Quando Berlinguer scelse la Nato
di Paolo Pagliaro
Il 15 giugno 1976 il Corriere della Sera pubblicò un’intervista di Giampaolo Pansa a Enrico Berlinguer in cui il segretario del Pci sosteneva che sarebbe stato meglio per il suo partito e per l’Italia restare sotto l’ombrello della Nato. “Mi sento più sicuro stando di qua”, disse Berlinguer.
Fu una svolta radicale e una scelta di campo netta, certamente coraggiosa, dati i tempi e i legami del Pci con Mosca; e fu in qualche modo anticipatrice di quella che oggi spinge il partito democratico e la sinistra riformista a sposare le posizioni più intransigenti contro Putin e l’espansionismo del Cremlino.
Il giornalista e scrittore Siegmund Ginzberg, che fece a Botteghe Oscure la sua gavetta di intellettuale militante, in un articolo pubblicato dal Foglio e da Reset, si chiede cosa direbbero oggi dell’invasione dell’Ucraina i dirigenti del Pci. Sentito anche Gianni Cervetti, l’uomo che Berlinguer aveva incaricato di recidere ogni cordone ombelicale con il Cremlino, Ginzberg non ha dubbi: filosovietici forse, ma putiniani mai, i comunisti italiani ripudierebbero Mosca.
E certo non si si appiglierebbero come scusante per l’invasione dell’Ucraina all’aggressività della Nato.
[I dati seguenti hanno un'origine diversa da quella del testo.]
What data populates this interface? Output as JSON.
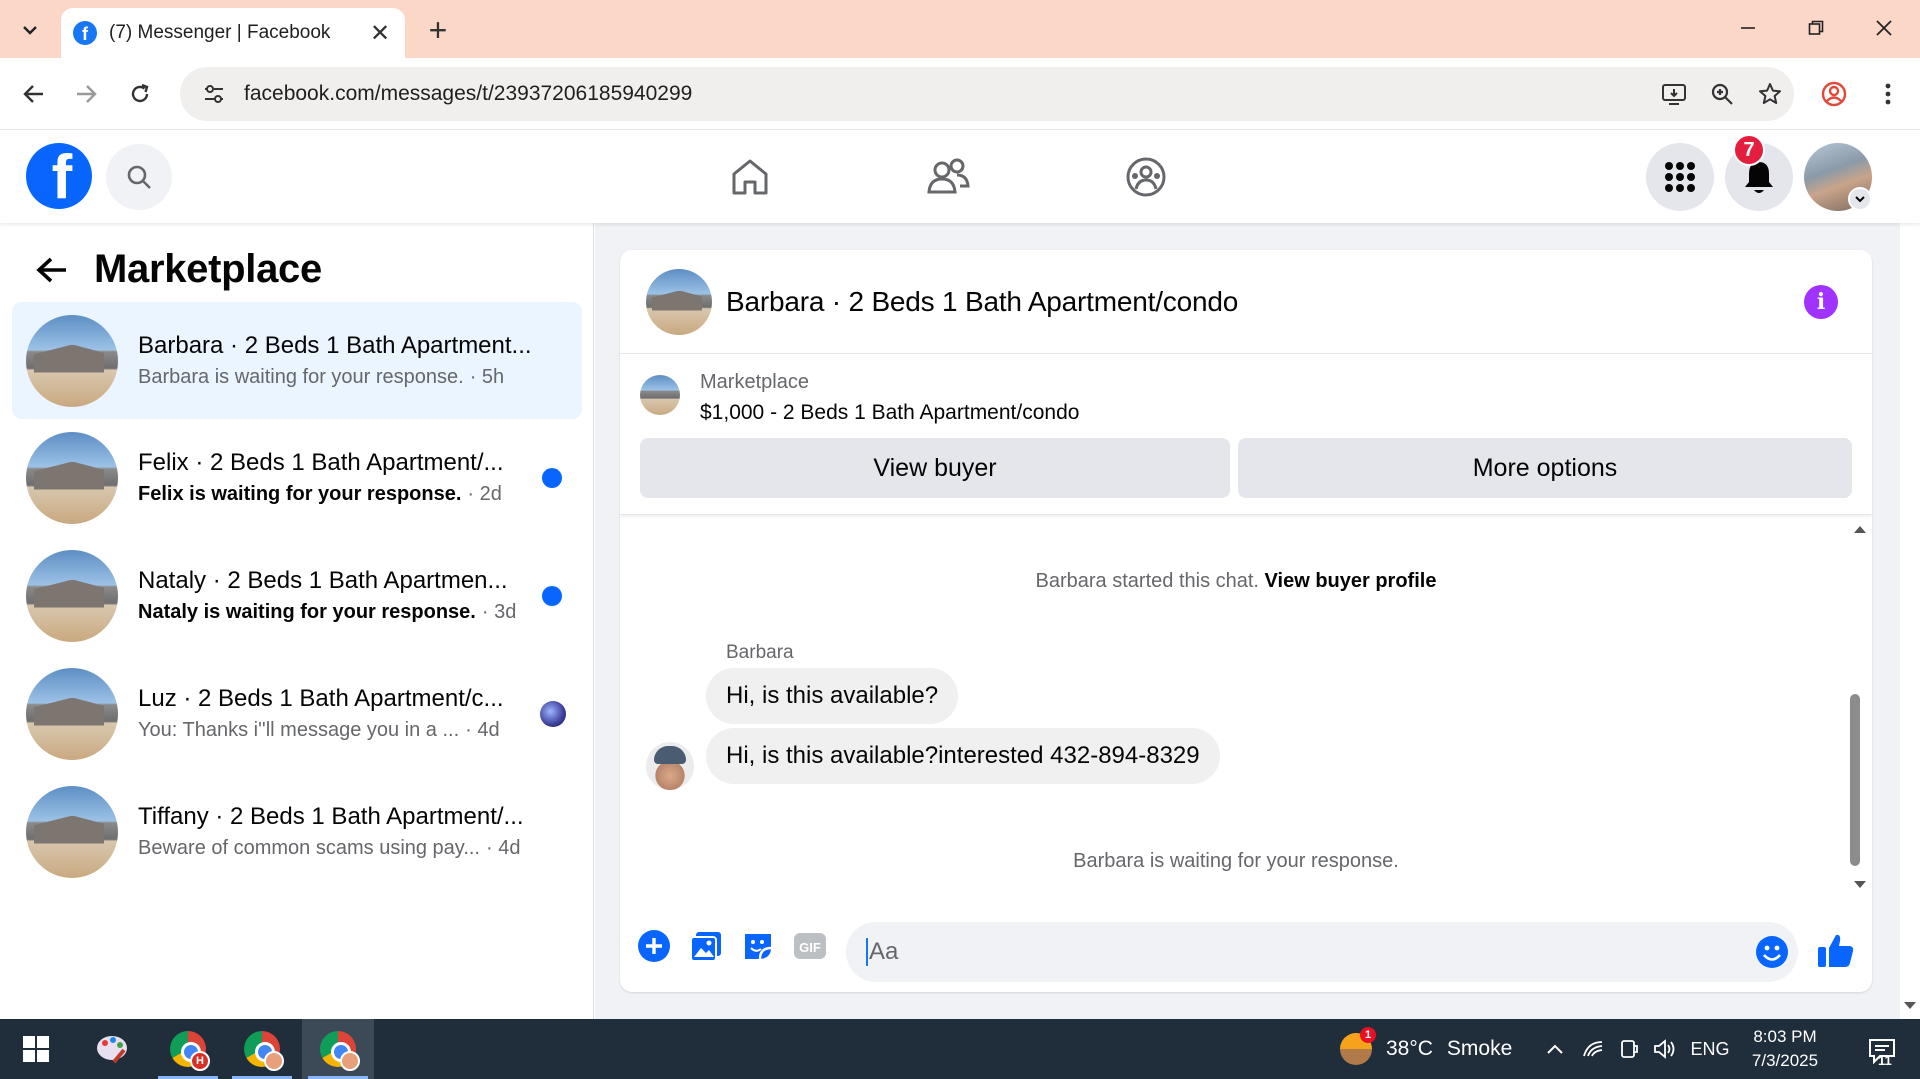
{
  "browser": {
    "tab_title": "(7) Messenger | Facebook",
    "url": "facebook.com/messages/t/23937206185940299"
  },
  "fb_header": {
    "logo": "f",
    "notification_count": "7"
  },
  "marketplace": {
    "title": "Marketplace",
    "conversations": [
      {
        "name": "Barbara · 2 Beds 1 Bath Apartment...",
        "preview": "Barbara is waiting for your response.",
        "time": "· 5h",
        "unread": false,
        "active": true
      },
      {
        "name": "Felix · 2 Beds 1 Bath Apartment/...",
        "preview": "Felix is waiting for your response.",
        "time": "· 2d",
        "unread": true,
        "active": false
      },
      {
        "name": "Nataly · 2 Beds 1 Bath Apartmen...",
        "preview": "Nataly is waiting for your response.",
        "time": "· 3d",
        "unread": true,
        "active": false
      },
      {
        "name": "Luz · 2 Beds 1 Bath Apartment/c...",
        "preview": "You: Thanks i''ll message you in a ...",
        "time": "· 4d",
        "unread": false,
        "active": false
      },
      {
        "name": "Tiffany · 2 Beds 1 Bath Apartment/...",
        "preview": "Beware of common scams using pay...",
        "time": "· 4d",
        "unread": false,
        "active": false
      }
    ]
  },
  "chat": {
    "title": "Barbara · 2 Beds 1 Bath Apartment/condo",
    "info_glyph": "i",
    "listing": {
      "label": "Marketplace",
      "price_title": "$1,000 - 2 Beds 1 Bath Apartment/condo",
      "view_buyer_label": "View buyer",
      "more_options_label": "More options"
    },
    "started_text": "Barbara started this chat.",
    "view_profile_link": "View buyer profile",
    "sender": "Barbara",
    "messages": [
      "Hi, is this available?",
      "Hi, is this available?interested 432-894-8329"
    ],
    "waiting_text": "Barbara is waiting for your response.",
    "composer": {
      "placeholder": "Aa"
    }
  },
  "taskbar": {
    "weather_temp": "38°C",
    "weather_desc": "Smoke",
    "weather_badge": "1",
    "language": "ENG",
    "time": "8:03 PM",
    "date": "7/3/2025",
    "notification_count": "11",
    "chrome_badge": "H"
  },
  "colors": {
    "fb_blue": "#0866ff",
    "tab_strip": "#fbd7c8",
    "taskbar": "#202d3a",
    "active_conversation": "#ebf5ff",
    "badge_red": "#e41e3f",
    "info_purple": "#a033ff"
  }
}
Metterebbero al bando – scrive Ginzberg – uno capace di isolare il proprio paese da metà del mondo, fargli rischiare il collasso economico, compattare tutta l’Europa e l’Europa con l’America, far riarmare non solo la Nato ma anche la Germania, mettersi contro quelli che aveva nel suo libro paga e far sembrare dalla parte della ragione persino i nazisti. Perché questo sta facendo Putin, e la sinistra anche in Italia mostra di averlo ben compreso.